Dutchman hangs around for a bit
by Gaëtan L. Charlebois
I have invited the contributors at CharPo to, when the mood strikes them, write what we are going to call "Reconsidered". The idea is that, after thinking about it, many people will revise opinions about a work of art. We come out of a play with friends, we go to a café, and over the carrot cake we parse what we have just seen. The others put ideas into our head, we into theirs and then - hours, days, weeks later - we are hit by a new idea about the show. Those ideas remain largely unexpressed. However, I feel they form the foundations of future considerations not just of the piece seen but of the art itself.
The "Reconsidered" pieces will not be, "I thought it was shit, but now I think it's great!" - though that's okay too. It will be along the lines of a comment a colleague made last year when he was considering his top ten for the end of the year. He said that the plays that he was remembering for his list were, more often than not, the ones he had not raved about.
A current example of mine would be The Flying Dutchman, here at the Opéra de Montréal (a production borrowed from the COC). It is not so much that I now think this was brilliant, but I do now believe that both the COC and OdeM did me - and Canadian opera-goers - a favour in presenting it. There was not only something to like for everyone (the set, for instance) but also something to hate (the set, for instance). Suddenly friends - on Facebook and in the real world - were talking about an opera. It wasn't just another standard-issue Rigoletto or Tosca hummed along with and forgotten. Here in Montreal, especially, it awakened the debate on Regietheater.

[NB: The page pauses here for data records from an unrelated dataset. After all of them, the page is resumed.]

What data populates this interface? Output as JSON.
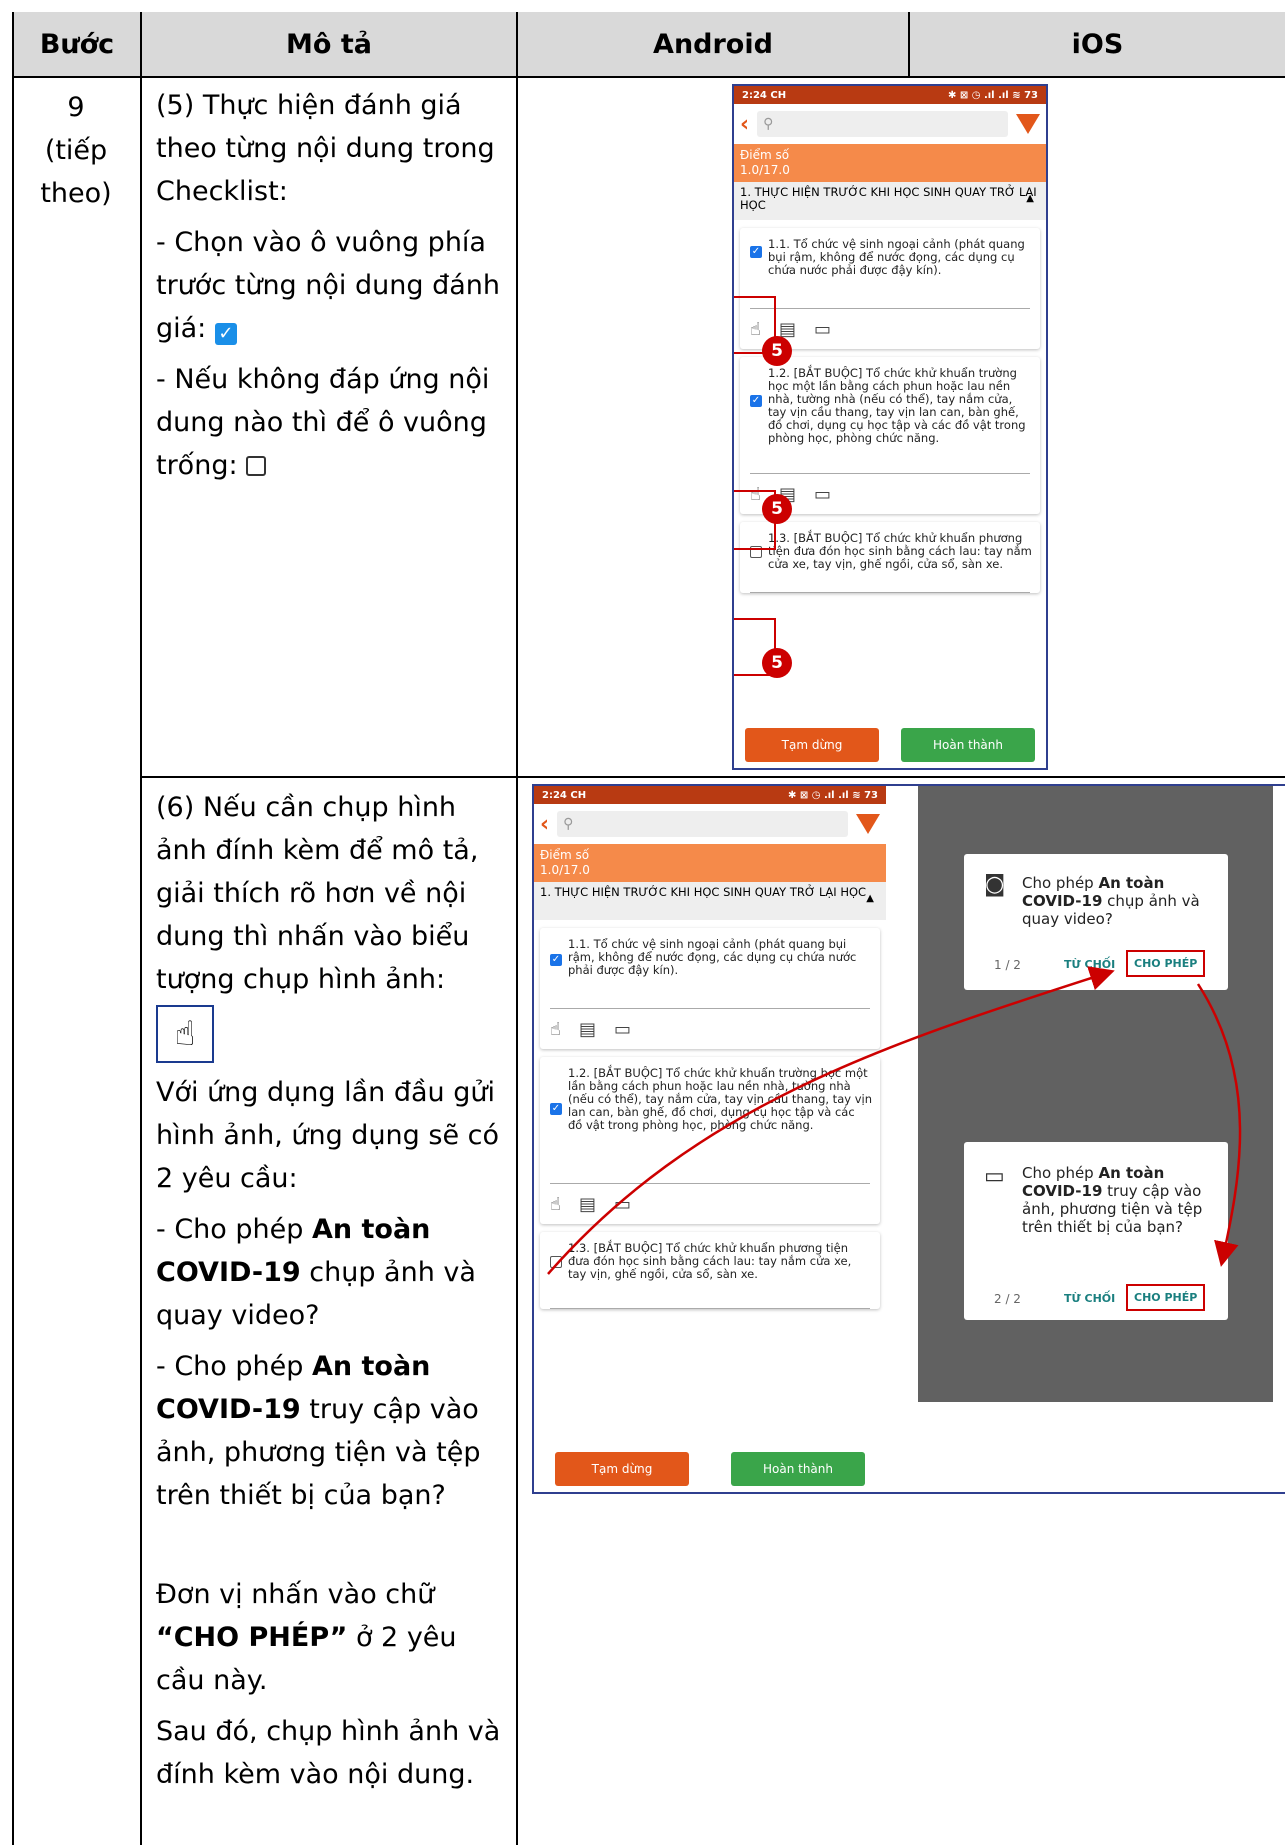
{
  "table": {
    "headers": [
      "Bước",
      "Mô tả",
      "Android",
      "iOS"
    ],
    "step": "9\n(tiếp\ntheo)"
  },
  "row1": {
    "p1": "(5) Thực hiện đánh giá theo từng nội dung trong Checklist:",
    "p2": "- Chọn vào ô vuông phía trước từng nội dung đánh giá:",
    "p2_icon": "checked-checkbox-icon",
    "p3": "- Nếu không đáp ứng nội dung nào thì để ô vuông trống:",
    "p3_icon": "empty-checkbox-icon"
  },
  "row2": {
    "p1": "(6) Nếu cần chụp hình ảnh đính kèm để mô tả, giải thích rõ hơn về nội dung thì nhấn vào biểu tượng chụp hình ảnh:",
    "p1_icon": "camera-attach-icon",
    "p2": "Với ứng dụng lần đầu gửi hình ảnh, ứng dụng sẽ có 2 yêu cầu:",
    "p3_pre": "- Cho phép ",
    "p3_bold": "An toàn COVID-19",
    "p3_post": " chụp ảnh và quay video?",
    "p4_pre": "- Cho phép ",
    "p4_bold": "An toàn COVID-19",
    "p4_post": " truy cập vào ảnh, phương tiện và tệp trên thiết bị của bạn?",
    "p5_pre": "Đơn vị nhấn vào chữ ",
    "p5_bold": "“CHO PHÉP”",
    "p5_post": " ở 2 yêu cầu này.",
    "p6": "Sau đó, chụp hình ảnh và đính kèm vào nội dung."
  },
  "phone": {
    "time": "2:24 CH",
    "status_icons": "✱ ⊠ ◷ .ıl .ıl ≋ 73",
    "search_icon": "search-icon",
    "score_label": "Điểm số",
    "score_value": "1.0/17.0",
    "section": "1. THỰC HIỆN TRƯỚC KHI HỌC SINH QUAY TRỞ LẠI HỌC",
    "item1": "1.1. Tổ chức vệ sinh ngoại cảnh (phát quang bụi rậm, không để nước đọng, các dụng cụ chứa nước phải được đậy kín).",
    "item2": "1.2. [BẮT BUỘC] Tổ chức khử khuẩn trường học một lần bằng cách phun hoặc lau nền nhà, tường nhà (nếu có thể), tay nắm cửa, tay vịn cầu thang, tay vịn lan can, bàn ghế, đồ chơi, dụng cụ học tập và các đồ vật trong phòng học, phòng chức năng.",
    "item3": "1.3. [BẮT BUỘC] Tổ chức khử khuẩn phương tiện đưa đón học sinh bằng cách lau: tay nắm cửa xe, tay vịn, ghế ngồi, cửa sổ, sàn xe.",
    "pause": "Tạm dừng",
    "done": "Hoàn thành",
    "badge": "5",
    "color_pause": "#e2571a",
    "color_done": "#3aa54a"
  },
  "dialogs": {
    "d1_pre": "Cho phép ",
    "d1_bold": "An toàn COVID-19",
    "d1_post": " chụp ảnh và quay video?",
    "d1_count": "1 / 2",
    "d2_pre": "Cho phép ",
    "d2_bold": "An toàn COVID-19",
    "d2_post": " truy cập vào ảnh, phương tiện và tệp trên thiết bị của bạn?",
    "d2_count": "2 / 2",
    "deny": "TỪ CHỐI",
    "allow": "CHO PHÉP"
  }
}
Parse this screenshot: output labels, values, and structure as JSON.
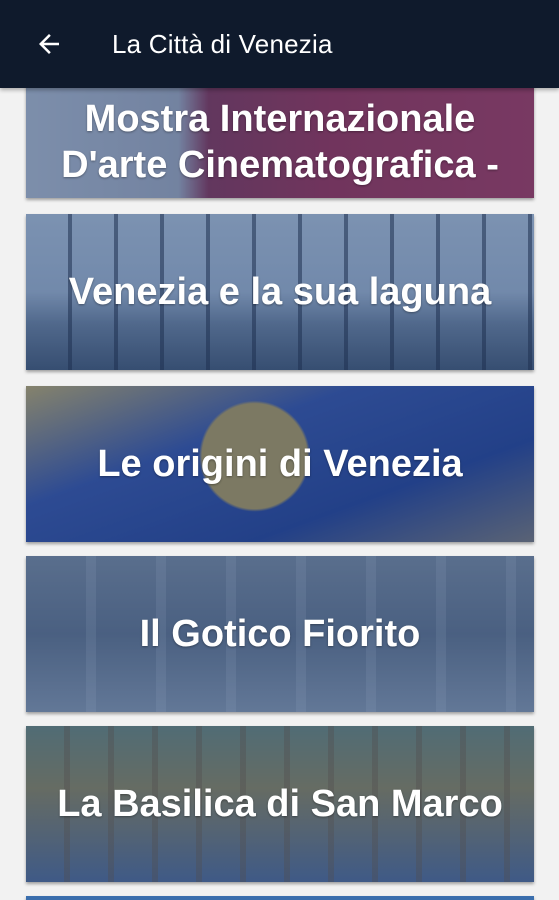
{
  "app_bar": {
    "title": "La Città di Venezia",
    "back_icon": "arrow-left-icon"
  },
  "cards": [
    {
      "label": "Mostra Internazionale D'arte Cinematografica -"
    },
    {
      "label": "Venezia e la sua laguna"
    },
    {
      "label": "Le origini di Venezia"
    },
    {
      "label": "Il Gotico Fiorito"
    },
    {
      "label": "La Basilica di San Marco"
    }
  ],
  "colors": {
    "app_bar_bg": "#0f1a2c",
    "card_overlay": "#1e4682",
    "background": "#f2f2f2"
  }
}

It also provoked discussions on Wagner, design, opera audiences... Moreover, OdeM shared ALL reviews on Twitter - even profoundly negative ones because, for some odd reason, reviewers rose to the occasion. (You can't "fake" discussion of Wagner, it seems.) It all demonstrated what COC boss Alexander Neef said to Shannon Christy in interview, "I would like [audiences] to embrace being opinionated."
This is a bracing concept which, I believe, we fear in Canada. We are so afraid of sharing an opinion (as this might be seen as a lack of politesse) that we would prefer to eat our guts out. As a result of all the We-Are-The-World-Hold-Hands-And-Sway, Canadian live performance is always in danger of becoming stagnant.

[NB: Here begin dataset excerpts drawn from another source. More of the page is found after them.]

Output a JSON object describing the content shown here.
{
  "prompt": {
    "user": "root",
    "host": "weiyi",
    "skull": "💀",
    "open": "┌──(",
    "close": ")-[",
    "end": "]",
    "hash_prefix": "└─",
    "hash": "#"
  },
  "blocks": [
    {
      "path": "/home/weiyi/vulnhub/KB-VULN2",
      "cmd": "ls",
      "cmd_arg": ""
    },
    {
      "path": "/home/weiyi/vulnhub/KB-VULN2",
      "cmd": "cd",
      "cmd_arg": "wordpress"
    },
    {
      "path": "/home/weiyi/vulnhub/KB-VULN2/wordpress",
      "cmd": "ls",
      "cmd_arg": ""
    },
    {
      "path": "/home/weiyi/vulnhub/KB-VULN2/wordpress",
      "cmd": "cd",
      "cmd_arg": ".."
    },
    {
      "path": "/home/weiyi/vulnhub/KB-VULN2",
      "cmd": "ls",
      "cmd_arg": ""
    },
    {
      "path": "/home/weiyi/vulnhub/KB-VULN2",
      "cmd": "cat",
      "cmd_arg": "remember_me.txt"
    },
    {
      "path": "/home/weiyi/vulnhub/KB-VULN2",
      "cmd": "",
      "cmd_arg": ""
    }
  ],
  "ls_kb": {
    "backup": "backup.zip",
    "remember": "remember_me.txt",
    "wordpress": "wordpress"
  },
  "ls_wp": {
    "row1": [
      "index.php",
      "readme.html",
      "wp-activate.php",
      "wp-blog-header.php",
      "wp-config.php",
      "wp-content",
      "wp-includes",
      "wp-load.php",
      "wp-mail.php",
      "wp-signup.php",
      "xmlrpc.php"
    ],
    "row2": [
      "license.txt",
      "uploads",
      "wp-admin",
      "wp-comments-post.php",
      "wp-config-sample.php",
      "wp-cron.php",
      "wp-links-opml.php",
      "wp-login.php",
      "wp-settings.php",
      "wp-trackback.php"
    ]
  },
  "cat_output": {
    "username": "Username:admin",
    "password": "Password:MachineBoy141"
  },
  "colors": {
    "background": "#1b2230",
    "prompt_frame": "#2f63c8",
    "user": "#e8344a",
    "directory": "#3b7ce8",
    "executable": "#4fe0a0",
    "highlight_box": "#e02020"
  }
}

As a publisher I see that each time we put up something provocative. The comments tend to be more about the tone of the piece rather than the substance. This week, for instance, we reprinted an opinion about the Montreal Fringe and its writer, Rob Salerno, who targeted an institution and method was himself, subsequently, personally targeted despite the fact much of what he said pokes at a wound that has been festering in Montreal for a decade.
Yes, we should be proud of our arts organizations but also desperately wish for them to be better in practice and, especially, at doing precisely what art is supposed to do - provoke.